The Sky is Falling

Our Everly Mag Writing Leaders were asked the question, what do you think is the biggest pressure teens your age are facing today?  We wanted to know what different types of pressure different teens might face and how we can all help each other with relieving some of this pressure. 

This article was written by our writing leader Kathryn.  Get to know our Summer 2018 Leaders here!

“Calm down.” But I can’t.

“Don’t worry about it.” But I do.

“It doesn’t matter.” But it does.

“You’re a teenager, life is easy.” But it isn’t.

The number of pressures teens are under is infinite. Stress is like a hydra; if one pressure dissipates, two more take its place.  One pressure that hits really close to home for me is the pressure to fit in the lines that other people draw for me. Whether that means being the straight-A student your parents want, the popular princess your peers want you to be, or the extracurricular queen that colleges want, everyone is trying to fit another person’s standards.
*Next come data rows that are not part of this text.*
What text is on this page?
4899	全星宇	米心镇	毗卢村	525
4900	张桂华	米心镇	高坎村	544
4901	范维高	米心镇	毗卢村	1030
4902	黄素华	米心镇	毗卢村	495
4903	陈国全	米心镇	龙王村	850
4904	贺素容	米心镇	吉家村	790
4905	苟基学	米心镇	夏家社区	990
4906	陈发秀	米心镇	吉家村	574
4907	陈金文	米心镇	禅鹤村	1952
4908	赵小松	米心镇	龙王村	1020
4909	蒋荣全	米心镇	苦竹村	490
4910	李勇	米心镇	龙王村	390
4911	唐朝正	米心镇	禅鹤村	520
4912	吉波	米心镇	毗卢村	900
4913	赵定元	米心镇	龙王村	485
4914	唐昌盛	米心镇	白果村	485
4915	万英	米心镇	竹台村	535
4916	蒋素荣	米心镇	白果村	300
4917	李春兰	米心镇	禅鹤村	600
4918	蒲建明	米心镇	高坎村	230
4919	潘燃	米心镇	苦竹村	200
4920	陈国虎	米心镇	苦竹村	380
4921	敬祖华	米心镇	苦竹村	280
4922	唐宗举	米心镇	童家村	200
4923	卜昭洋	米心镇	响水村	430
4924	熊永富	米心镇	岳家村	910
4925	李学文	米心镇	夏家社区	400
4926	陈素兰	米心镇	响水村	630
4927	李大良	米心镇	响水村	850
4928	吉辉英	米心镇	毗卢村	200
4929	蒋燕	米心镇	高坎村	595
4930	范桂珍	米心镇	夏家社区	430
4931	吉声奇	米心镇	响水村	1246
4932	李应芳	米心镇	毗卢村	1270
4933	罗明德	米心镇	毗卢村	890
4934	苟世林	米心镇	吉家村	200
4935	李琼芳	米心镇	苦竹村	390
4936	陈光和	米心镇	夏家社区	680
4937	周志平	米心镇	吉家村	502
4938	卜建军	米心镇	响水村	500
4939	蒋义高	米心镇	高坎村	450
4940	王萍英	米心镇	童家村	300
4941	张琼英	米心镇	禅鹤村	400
Sometimes, fitting these standards is almost as easy as spelling your own name. Being in a club you like isn’t difficult, is it? Just sign up, participate, and you’re golden! However, other times it seems more challenging than climbing Mt. Everest. Getting straight-As isn’t as easy as just turning in your work, there’s more to it. You have to study, turn in quality work, and care about what you’re studying. There are times, whether the task be easy or difficult, you just can’t do it. You’ve tried and tried, but it just isn’t working. You’re forced to ask yourself:

What happens now?

Image: Ben White via Unsplash

Can you pick yourself up and find a solution? Is it just too late? Will people be accepting of your mistake? Will everything crumble down? Maybe you can, maybe you can’t. Either way, that’s okay. The thing is, it doesn’t feel like it. Once you’ve dropped the ball on something, it can feel like the sky is falling.
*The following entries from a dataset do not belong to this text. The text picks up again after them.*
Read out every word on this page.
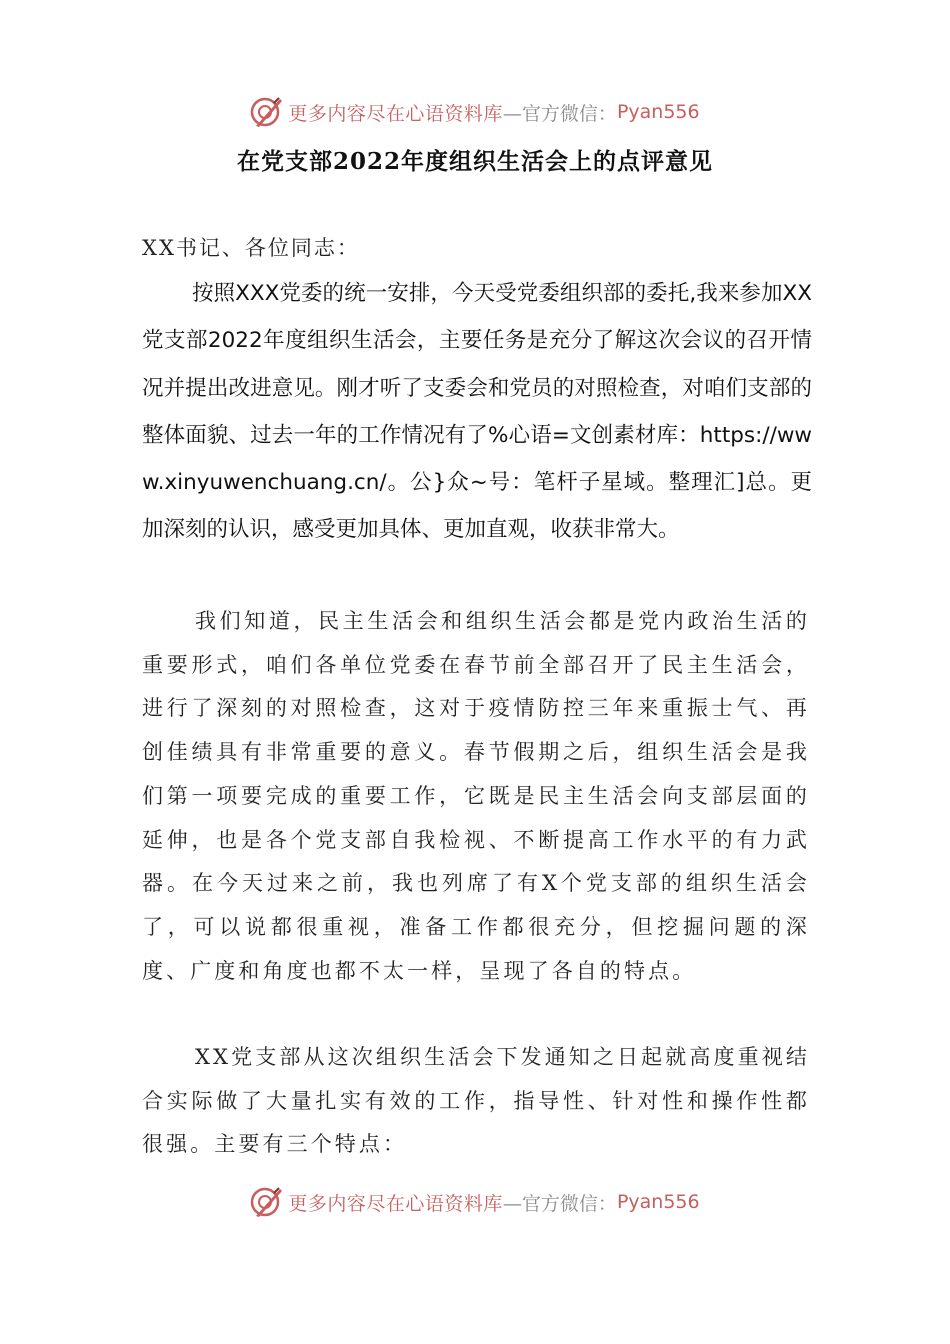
更多内容尽在心语资料库 —官方微信： Pyan556
在党支部2022年度组织生活会上的点评意见
XX书记、各位同志：
按照XXX党委的统一安排，今天受党委组织部的委托,我来参加XX党支部2022年度组织生活会，主要任务是充分了解这次会议的召开情况并提出改进意见。刚才听了支委会和党员的对照检查，对咱们支部的整体面貌、过去一年的工作情况有了%心语=文创素材库：https://www.xinyuwenchuang.cn/。公}众~号：笔杆子星域。整理汇]总。更加深刻的认识，感受更加具体、更加直观，收获非常大。
我们知道，民主生活会和组织生活会都是党内政治生活的重要形式，咱们各单位党委在春节前全部召开了民主生活会，进行了深刻的对照检查，这对于疫情防控三年来重振士气、再创佳绩具有非常重要的意义。春节假期之后，组织生活会是我们第一项要完成的重要工作，它既是民主生活会向支部层面的延伸，也是各个党支部自我检视、不断提高工作水平的有力武器。在今天过来之前，我也列席了有X个党支部的组织生活会了，可以说都很重视，准备工作都很充分，但挖掘问题的深度、广度和角度也都不太一样，呈现了各自的特点。
XX党支部从这次组织生活会下发通知之日起就高度重视结合实际做了大量扎实有效的工作，指导性、针对性和操作性都很强。主要有三个特点：
更多内容尽在心语资料库 —官方微信： Pyan556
As someone who has had this problem, let me assure you: your sky is not going to fall. It may feel like it is, but the sky is still up, and it will stay there. It’s okay to make mistakes. In fact, it can be helpful to make mistakes because they can teach you a lesson. If you accidentally forget to study for a test and you end up getting a bad grade, you can learn to write down dates in a specific spot, and manage your time better. Sometimes, mistakes are reverse-able. A wild concept, right? Think of it this way: if an artist makes a mistake on their painting, they can wait for it to dry and paint over it to make something new! Actually, a lot of really life-changing things were made by accident. Don’t believe me? Check this article out!

Whether you win or lose, there are times that you need to de-stress. What does that mean? Well, what we see on TV is people taking bubble baths or shopping. Those are both ways to de-stress that work for some people, but everyone is different. Each person gets stressed out over different things, so it makes sense that they also de-stress by doing different things. One of the biggest lessons I’ve learned this year has been that it really is important to manage your stress. If you have a big exam next week and you’re super stressed, take a moment to breathe and de-stress. Find what works for you, and do that. It won’t make everything disappear, but it can help with other things such as thinking clearly, problem solving, and attitude. One of my go-to stress relievers is to talk to some of my best friends. It doesn’t matter if we’re talking about what’s stressing me out, or if we’re discussing the most obscure things ever. In fact, sometimes it’s nice to talk about the origins of “band is butter” or “‘football should be called hand-egg’” rather than talking about stressors. Here are a few more of my favorite ways to de-stress.

  • Color in a coloring book
  • Journal about what’s happening
  • Make a list of what I need to do, and plan when I’m going to do it
  • Read a chapter of my favorite book (I like The Book Thief by Markus Zusak)
  • Take a stretch break
  • Play with my dog
  • Take a walk
  • Plug in my diffuser with lavender oil
  • Meditate
  • Have a dance party in my room
  • Read the Bible (Jeremiah 29:11, Colossians 3:17, Psalm 121)

I think that as important as it is for teenagers to handle stress, it is also very important to realize the amount of pressure teenagers are under, and understand what that means. Recognizing when someone is under stress helps you know how to handle the situation. If you’re a teenager listening to your friend vent about their stress at lunch, try to be patient and let them vent, because they have just as much stress as you.  If you’re the student working on an essay and it just won’t be possible to get it done on time, make sure to communicate with your teacher, and tell them what’s happening. Maybe you’re the teacher that needed their essay to grade that weekend, and they couldn’t get to it. Try to be understanding, and let them turn it in on Monday. If you’re a parent, reassure your children when something less-than-ideal happens. It is important for teenagers to know that while they should always strive to do well with everything they do, it’s okay to mess up if you’ve done all you can.